Ruang Lingkup Pembelajaran Inkuiri (pertemuan 10)

Dec 03,2019
Pembelajaran dengan metode inkuiri menempatkan siswa sebagai subjek belajar, sehingga siswa tidak hanya dituntut untuk menguasai materi pelajaran saja, tetapi juga cara mereka dalam menggunakan potensi yang dimilikinya untuk menyelidiki sesuatu. Penerapan metode inkuiri akan menghasilkan peserta didik yang mampu memecahkan masalah dan membangun hipotesis tentatif yang akan dijawab dengan hasil penelitian mereka (Yamin, 2013: 73).
Melalui meode inkuiri siswa diarahkan untuk mengembangkan kemampuannya dalam membangun pengetahuan yang bermula dari observasi, bertanya, investigasi, analisis, kemudian membangun teori atau konsep.
Tugas guru adalah memilih masalah yang perlu disampaikan di kelas untuk dipecahkan dan menyediakan sumber belajar bagi siswa untuk memecahkan masalah, dalam hal ini peran guru dalam pembelajaran adalah sebagai pembimbing dan fasilitator (Hamiyah & Jauhar, 2014: 189).

Ciri-ciri metode inkuiri yaitu:
a. Metode inkuiri menekankan kepada aktivitas siswa secara maksimal untuk mencari dan menemukan. Artinya metode inkuiri menempatkan siswa sebagai subjek belajar, jadi siswa tidak hanya berperan sebagai penerima pelajaran melalui penjelasan guru secara verbal, tetapi mereka berperan sendiriuntuk menemukan inti dari materi pelajaran itu sendiri.

b. Seluruh aktivitas yang dilakukan siswa diarahkan untuk mencari dan menemukan jawab sendiri dari suatu yang dipertanyakan sehingga diharapkan dapat menumbuhkan sikap rasa percaya diri.

c. Tujuan dari penggunaan metode inkuiri adalah mengembangkan berpikir secara sistematis, logis, dan kritis, atau mengembangkan kemampuan intelektual sebagai bagian dari proses mental. Menindaklanjuti beberapa pendapat yang telah dikemukakan para ahli, maka peneliti menyimpulkan bahwa metode inkuiri adalah salah satu cara mengajar dengan rangkaian kegiatan belajar yang menempatkan siswa sebagai subjek pembelajaran sehingga melibatkan siswa secara aktif untuk mencari dan menemukan sendiri jawaban dari suatu permasalahan melalui investigasi.

Kelebihan dan Kekurangan Metode Inkuiri


Hosnan (2014: 344) mengungkapkan beberapa kelebihan metode inkuiri yaitu sebagai berikut :
a.

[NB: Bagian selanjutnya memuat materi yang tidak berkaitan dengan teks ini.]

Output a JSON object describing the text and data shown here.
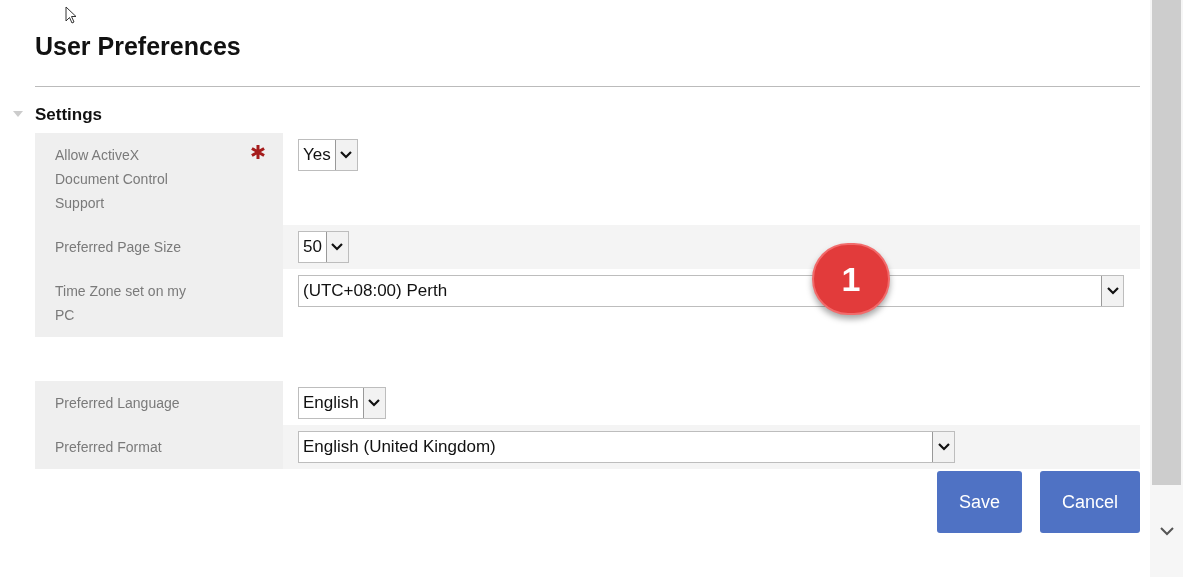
{
  "title": "User Preferences",
  "section": {
    "title": "Settings",
    "expanded": true
  },
  "groups": [
    [
      {
        "label": "Allow ActiveX Document Control Support",
        "required": true,
        "value": "Yes",
        "kind": "compact"
      },
      {
        "label": "Preferred Page Size",
        "required": false,
        "value": "50",
        "kind": "compact"
      },
      {
        "label": "Time Zone set on my PC",
        "required": false,
        "value": "(UTC+08:00) Perth",
        "kind": "full"
      }
    ],
    [
      {
        "label": "Preferred Language",
        "required": false,
        "value": "English",
        "kind": "compact"
      },
      {
        "label": "Preferred Format",
        "required": false,
        "value": "English (United Kingdom)",
        "kind": "wide"
      }
    ]
  ],
  "callout": "1",
  "buttons": [
    "Save",
    "Cancel"
  ]
}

Pembelajaran inkuiri menekankan kepada pengembangan aspek pengetahuan, sikap, dan keterampilan secara seimbang.

b. Pembelajaran inkuiri dapat memberikan ruang bagi siswa untuk belajar sesuai dengan gaya belajar mereka.

c. Pembelajaran ini dapat melayani siswa yang memiliki kemampuan diatas rata-rata.

d. Inkuiri merupakan metode yang dianggap paling sesuai dengan perkembangan psikologi belajar modern yang menganggap belajar adalah proses perubahan tingkah laku berkat adanya pengalaman
Metode inkuiri juga memiliki kekurangan seperti yang diungkapkan Sanjaya (2006: 208-209) yaitu sebagai berikut :
a. Pembelajaran inkuiri sulit dalam merencanakan pembelajaran karena terbentur dengan kebiasaan siswa dalam belajar.

b. Kriteria keberhasilan belajar ditentukan oleh kemampuan siswa dalam menguasai materi pelajaran.

c. Sulit mengontrol kegiatan dan keberhasilan siswa.

d. Memerlukan waktu yang panjang sehingga guru sulit menyesuaikan dengan waktu yang telah ditentukan.
Gulo (2004: 86-87) menjelaskan peranan utama guru dalam menciptakan kondisi pembelajaran inkuiri yaitu sebagai berikut.

a. Motivator, memberikan rangsangan agar siswa aktif dan gairah dalam berpikir.
b. Fasilitator, yang menunjukkan jalan keluar jika ada hambatan dalam proses berpikir siswa.

c. Penanya, untuk menyadarkan siswa dari kekeliruan yang mereka perbuat dan memberikan keyakinan pada diri sendiri.

d. Administrator, yang bertanggung jawab terhadap seluruh kegiatan di dalam kelas.
e. Pengarah, yang memimpin arus kegiatan berpikir siswa pada tujuan yang diharapkan.

f. Manajer, yang mengelola sumber belajar, waktu, dan organisasi kelas.

g. Rewarder, yang memberikan penghargaan pada prestasi yang dicapai dalam rangka peningkatan semangat heuristik pada siswa.